Scale — More parameters and more tokens generally help, up to a point. But Phi showed that data quality can compensate for scale, and Mistral showed that architectural efficiency can compensate for raw size.
Alignment method — RLHF (OpenAI), Constitutional AI (Anthropic), DPO (used by many open models), or various combinations. This determines how the model behaves, not what it knows.
Efficiency innovations — MoE (Mixtral, Gemini), sliding window attention (Mistral), MLA (DeepSeek). These are the turbochargers — they don't change what the engine does, but they change how fast and cheap it runs.
When you understand this recipe, reading new model papers becomes dramatically faster. You scan for deviations. DeepSeek-V2's MLA replaces GQA — that's interesting, read that section. Mamba's state-space layers replace the entire attention mechanism — that's a major departure. Jamba mixes Mamba and transformer layers in one model — hybrid approach. The recipe is your baseline. Deviations from it are the signal.
Wrap-Up
If you're still with me, thank you.
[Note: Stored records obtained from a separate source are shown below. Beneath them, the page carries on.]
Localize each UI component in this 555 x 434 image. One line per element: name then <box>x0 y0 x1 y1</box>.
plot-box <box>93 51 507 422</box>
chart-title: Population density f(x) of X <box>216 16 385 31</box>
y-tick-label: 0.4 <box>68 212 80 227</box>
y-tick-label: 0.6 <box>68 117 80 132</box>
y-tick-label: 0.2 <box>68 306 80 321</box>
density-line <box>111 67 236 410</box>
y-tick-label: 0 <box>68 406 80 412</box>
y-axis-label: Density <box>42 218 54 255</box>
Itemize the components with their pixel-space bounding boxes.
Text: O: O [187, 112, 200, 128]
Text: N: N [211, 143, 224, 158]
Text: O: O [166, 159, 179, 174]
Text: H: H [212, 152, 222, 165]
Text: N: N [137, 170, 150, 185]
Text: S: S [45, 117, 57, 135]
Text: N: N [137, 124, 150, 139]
I hope it was worth it.
We started by understanding why decoder-only transformers won the architecture wars — simplicity, scaling friendliness, and the KV cache advantage. We traced the GPT lineage from a 117M-parameter proof of concept to GPT-4's rumored trillion-parameter MoE, watching each generation remove a constraint by adding scale. We lived through the LLaMA revolution that brought frontier models to everyone, and we opened the hood to understand the components that make them tick — RMSNorm's simplified normalization, SwiGLU's learned gating, RoPE's rotational position encoding. We confronted the KV cache bottleneck and saw how GQA solves it. We watched Mistral fit full attention quality into a sliding window, and we decoded how Mixture-of-Experts gives large-model knowledge at small-model speed. And we surveyed the broader landscape — Claude's constitutional approach, Gemini's native multimodality, DeepSeek's latent attention, Phi's data-quality bet — and recognized that beneath the different paint jobs, they all run the same engine.
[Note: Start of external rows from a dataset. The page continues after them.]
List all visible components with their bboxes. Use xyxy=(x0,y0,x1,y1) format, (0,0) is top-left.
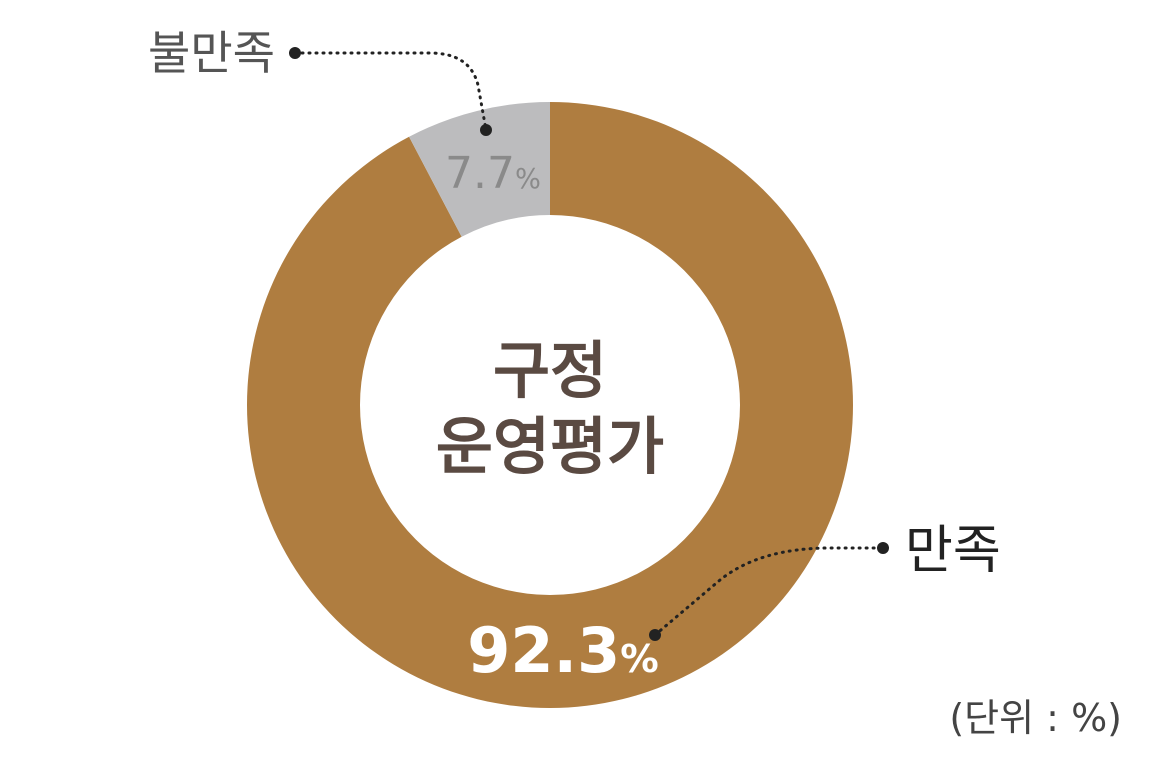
dissatisfied-leader-dot-end xyxy=(480,124,492,136)
value-label-satisfied: 92.3% xyxy=(467,614,658,687)
dissatisfied-leader-line xyxy=(293,51,488,132)
donut-slices xyxy=(246,102,853,708)
donut-slice-dissatisfied xyxy=(409,102,550,237)
value-number-satisfied: 92.3 xyxy=(467,614,620,687)
unit-note: (단위 : %) xyxy=(949,696,1122,740)
center-title-line-2: 운영평가 xyxy=(436,410,664,483)
satisfied-leader-dot-start xyxy=(649,629,661,641)
percent-sign-satisfied: % xyxy=(620,637,659,682)
category-label-dissatisfied: 불만족 xyxy=(148,26,275,80)
center-title-line-1: 구정 xyxy=(493,334,607,407)
satisfied-leader-dot-end xyxy=(877,542,889,554)
value-number-dissatisfied: 7.7 xyxy=(445,148,515,199)
category-label-satisfied: 만족 xyxy=(905,521,1001,581)
percent-sign-dissatisfied: % xyxy=(515,164,541,195)
satisfied-leader-line xyxy=(653,546,885,637)
dissatisfied-leader-dot-start xyxy=(289,47,301,59)
value-label-dissatisfied: 7.7% xyxy=(445,148,541,199)
donut-slice-satisfied xyxy=(246,102,853,708)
My hope is that the next time you see a new model release on Hugging Face or hear about the latest LLM in a meeting, instead of nodding along and pretending you understand the differences, you'll be able to read the model card, identify the deviations from the standard recipe, and form a genuine opinion about whether this model is interesting for your use case — having a pretty clear mental model of what's actually going on under the hood.
Resources
"Attention Is All You Need" (Vaswani et al., 2017) — The O.G. transformer paper. Everything in this section descends from it.
"LLaMA: Open and Efficient Foundation Language Models" (Touvron et al., 2023) — The paper that launched the open-source LLM revolution. Wildly influential.
"RoFormer: Enhanced Transformer with Rotary Position Embedding" (Su et al., 2021) — The RoPE paper. The math is more approachable than you'd expect.
"GLU Variants Improve Transformer" (Shazeer, 2020) — Where SwiGLU comes from. A short, empirical paper that changed every model's FFN.
"GQA: Training Generalized Multi-Query Attention" (Ainslie et al., 2023) — The GQA paper. Clear, concise, and the KV cache analysis is insightful.
"Model Cards for Model Reporting" (Mitchell et al., 2019) — The paper that formalized responsible model documentation. Still essential reading.